Karacadağ bazaltları yakın gelecekte 'Diyarbakır Taşı' adıyla anılacak
Diyarbakır’da Tigre bej, Sahara, Fossillious, Lice bej, Crema Kulp, Sandwave, Orient pink, Amedian bej, Çüngüş Taşı (Bottocino-elyos), Chemgrey, Hani bej gibi onlarca çeşit mermer bulunuyor. Bu mermerler uluslararası literatürde de 'Diyarbakır Mermerleri' olarak geçiyor. Mermerin dışında, 10 bin kilometrekare yayılıma sahip Karacadağ bazaltları yakın gelecekte 'Diyarbakır Taşı' ola- rak sektörde yerini alacak.
Farklı fiziko-mekanik özellikleriyle plaka verimi yüksek olan Diyarbakır taşı (bazalt), iyi cila alma özelliğiyle döşeme ve kaplama yapı sektörü için aranan standartları taşıyor. Diyarbakır’da sadece bazalt çalışan firmaların olması, taleplerin karşılanmasında önemli bir avantaj sağlıyor. Diyarbakır bazaltları; sur, han, hamam, cami, kilise ve sivil mimari gibi onlarca tarihi yapıda kullanıldı. Bugün de dayanıklılığı ve klimatik özelliklerinden dolayı kentin meydan, kaldırım ve bordürlerinde yerini alıyor.
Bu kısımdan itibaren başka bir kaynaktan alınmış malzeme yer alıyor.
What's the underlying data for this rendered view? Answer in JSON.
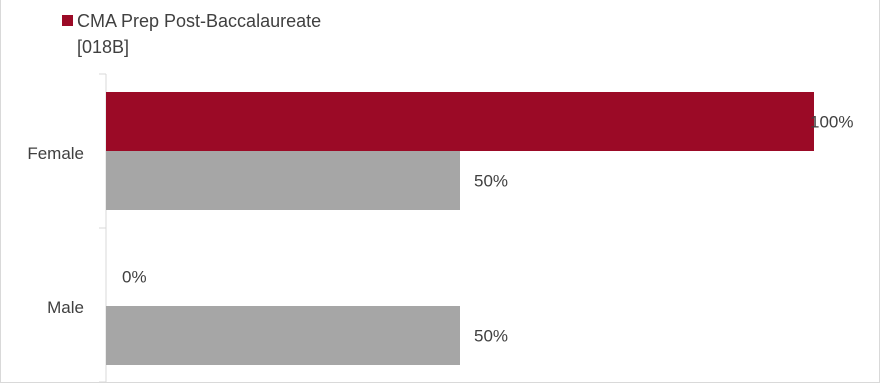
{
  "chart_data": {
    "type": "bar",
    "orientation": "horizontal",
    "categories": [
      "Female",
      "Male"
    ],
    "series": [
      {
        "name": "CMA Prep Post-Baccalaureate [018B]",
        "values": [
          100,
          0
        ],
        "labels": [
          "100%",
          "0%"
        ],
        "color": "#9b0a26"
      },
      {
        "values": [
          50,
          50
        ],
        "labels": [
          "50%",
          "50%"
        ],
        "color": "#a6a6a6"
      }
    ],
    "xlim": [
      0,
      100
    ],
    "grid": false,
    "legend_position": "top-left"
  },
  "legend": {
    "line1": "CMA Prep Post-Baccalaureate",
    "line2": "[018B]"
  }
}
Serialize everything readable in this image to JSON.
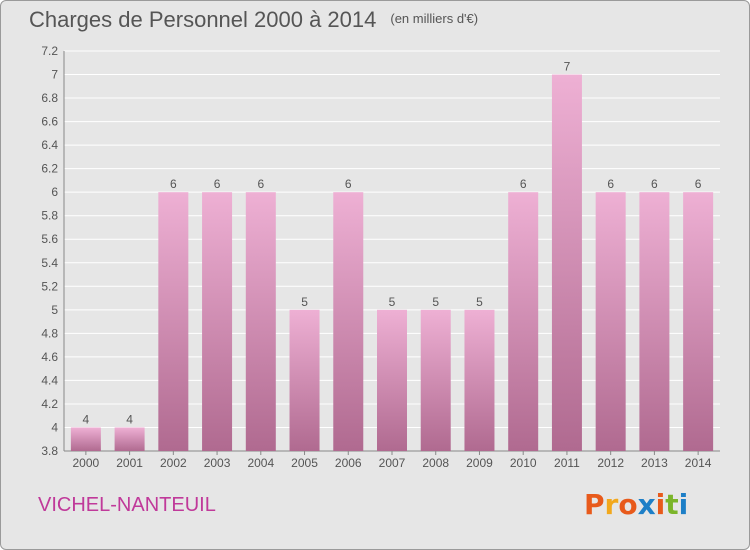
{
  "header": {
    "title": "Charges de Personnel 2000 à 2014",
    "unit": "(en milliers d'€)"
  },
  "footer": {
    "commune": "VICHEL-NANTEUIL",
    "logo": "Proxiti",
    "logo_colors": [
      "#e85a1b",
      "#f2a81d",
      "#e85a1b",
      "#1d7fc7",
      "#e85a1b",
      "#7bb52a",
      "#1d7fc7"
    ]
  },
  "colors": {
    "background": "#e6e6e6",
    "plot_background": "#e6e6e6",
    "bar_top": "#eeb0d4",
    "bar_bottom": "#b06a90",
    "axis_text": "#555555",
    "commune": "#c0399a"
  },
  "chart_data": {
    "type": "bar",
    "title": "Charges de Personnel 2000 à 2014",
    "xlabel": "",
    "ylabel": "",
    "categories": [
      "2000",
      "2001",
      "2002",
      "2003",
      "2004",
      "2005",
      "2006",
      "2007",
      "2008",
      "2009",
      "2010",
      "2011",
      "2012",
      "2013",
      "2014"
    ],
    "values": [
      4,
      4,
      6,
      6,
      6,
      5,
      6,
      5,
      5,
      5,
      6,
      7,
      6,
      6,
      6
    ],
    "data_labels": [
      "4",
      "4",
      "6",
      "6",
      "6",
      "5",
      "6",
      "5",
      "5",
      "5",
      "6",
      "7",
      "6",
      "6",
      "6"
    ],
    "ylim": [
      3.8,
      7.2
    ],
    "yticks": [
      3.8,
      4,
      4.2,
      4.4,
      4.6,
      4.8,
      5,
      5.2,
      5.4,
      5.6,
      5.8,
      6,
      6.2,
      6.4,
      6.6,
      6.8,
      7,
      7.2
    ],
    "ytick_labels": [
      "3.8",
      "4",
      "4.2",
      "4.4",
      "4.6",
      "4.8",
      "5",
      "5.2",
      "5.4",
      "5.6",
      "5.8",
      "6",
      "6.2",
      "6.4",
      "6.6",
      "6.8",
      "7",
      "7.2"
    ],
    "grid": true,
    "legend": "none"
  }
}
Maden arama ve üretimindeki güvenlik sorununun önüne geçilmeli
DMD olarak, tarihsel mirasımız olan mermerimizi teknolojik yenilikler ile geleceğin kent ve yapı alanlarında korumaya ve geliştirmeye devam edeceğiz. Bu bağlamda sektörümüzün çözülmeyi bekleyen sorunlarına da değinmek gerekiyor. Bunların başında, maden arama ve üretiminde yaşanan güvenlik sorunu yer alıyor. Bu sorun, bölgenin kalkınma ve istihdamında belirlenen hedeflerin yakalanmasına engel teşkil ediyor. Ortadoğu pazarının 2011'den beri kapalı olması da Diyarbakır’daki mermer fabrikalarının çalışma kapasitelerinin yüzde 20’lere kadar düşmesine neden oldu.
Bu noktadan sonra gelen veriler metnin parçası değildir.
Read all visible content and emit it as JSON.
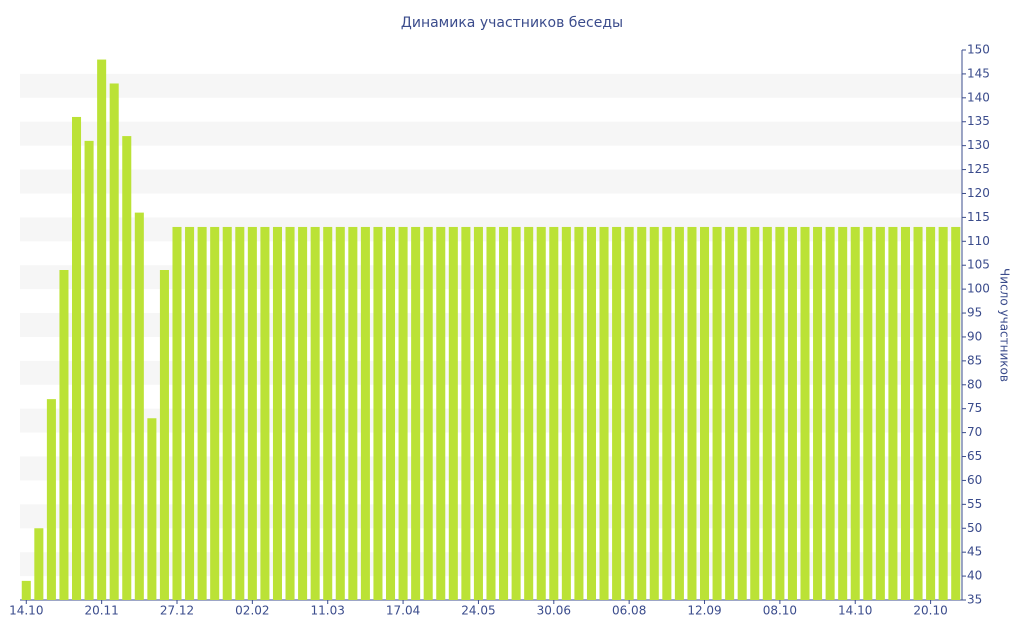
{
  "chart_data": {
    "type": "bar",
    "title": "Динамика участников беседы",
    "y_axis_label": "Число участников",
    "axis_side": "right",
    "color": "#bbe236",
    "grid": true,
    "categories": [
      "14.10",
      null,
      null,
      null,
      null,
      null,
      "20.11",
      null,
      null,
      null,
      null,
      null,
      "27.12",
      null,
      null,
      null,
      null,
      null,
      "02.02",
      null,
      null,
      null,
      null,
      null,
      "11.03",
      null,
      null,
      null,
      null,
      null,
      "17.04",
      null,
      null,
      null,
      null,
      null,
      "24.05",
      null,
      null,
      null,
      null,
      null,
      "30.06",
      null,
      null,
      null,
      null,
      null,
      "06.08",
      null,
      null,
      null,
      null,
      null,
      "12.09",
      null,
      null,
      null,
      null,
      null,
      "08.10",
      null,
      null,
      null,
      null,
      null,
      "14.10",
      null,
      null,
      null,
      null,
      null,
      "20.10",
      null,
      null
    ],
    "values": [
      39,
      50,
      77,
      104,
      136,
      131,
      148,
      143,
      132,
      116,
      73,
      104,
      113,
      113,
      113,
      113,
      113,
      113,
      113,
      113,
      113,
      113,
      113,
      113,
      113,
      113,
      113,
      113,
      113,
      113,
      113,
      113,
      113,
      113,
      113,
      113,
      113,
      113,
      113,
      113,
      113,
      113,
      113,
      113,
      113,
      113,
      113,
      113,
      113,
      113,
      113,
      113,
      113,
      113,
      113,
      113,
      113,
      113,
      113,
      113,
      113,
      113,
      113,
      113,
      113,
      113,
      113,
      113,
      113,
      113,
      113,
      113,
      113,
      113,
      113
    ],
    "ylim": [
      35,
      150
    ],
    "yticks": [
      35,
      40,
      45,
      50,
      55,
      60,
      65,
      70,
      75,
      80,
      85,
      90,
      95,
      100,
      105,
      110,
      115,
      120,
      125,
      130,
      135,
      140,
      145,
      150
    ]
  }
}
Sorunların çözümü için öncelikle huzur ve güven ortamının sağlanması gerekiyor. Bu, her alanda olduğu gibi maden sektörünü de rahatlatacaktır. Ortadoğu pazarı için resmi kurumlar, yerel aktörler, TÜMMER ve derneğimizin daha aktif ve koordineli çalışması önem taşıyor. Ayrıca yatırım maliyeti yüksek olan madenciliğin altyapı faaliyetleri desteklemeli, MİGEM'IN bölge birimleri oluşturulmalı, izinler merkezi kurumların yerel birimleri tarafından verilmelidir. Kalkınma ajanslarının madenciliğe ilgisinin artması da sektöre katkı sağlayacaktır. Öte yandan maden sektörü ile resmi kurumlar arasında İl Maden İzleme Değerlendirme (İMİD) birimi kurulmalıdır.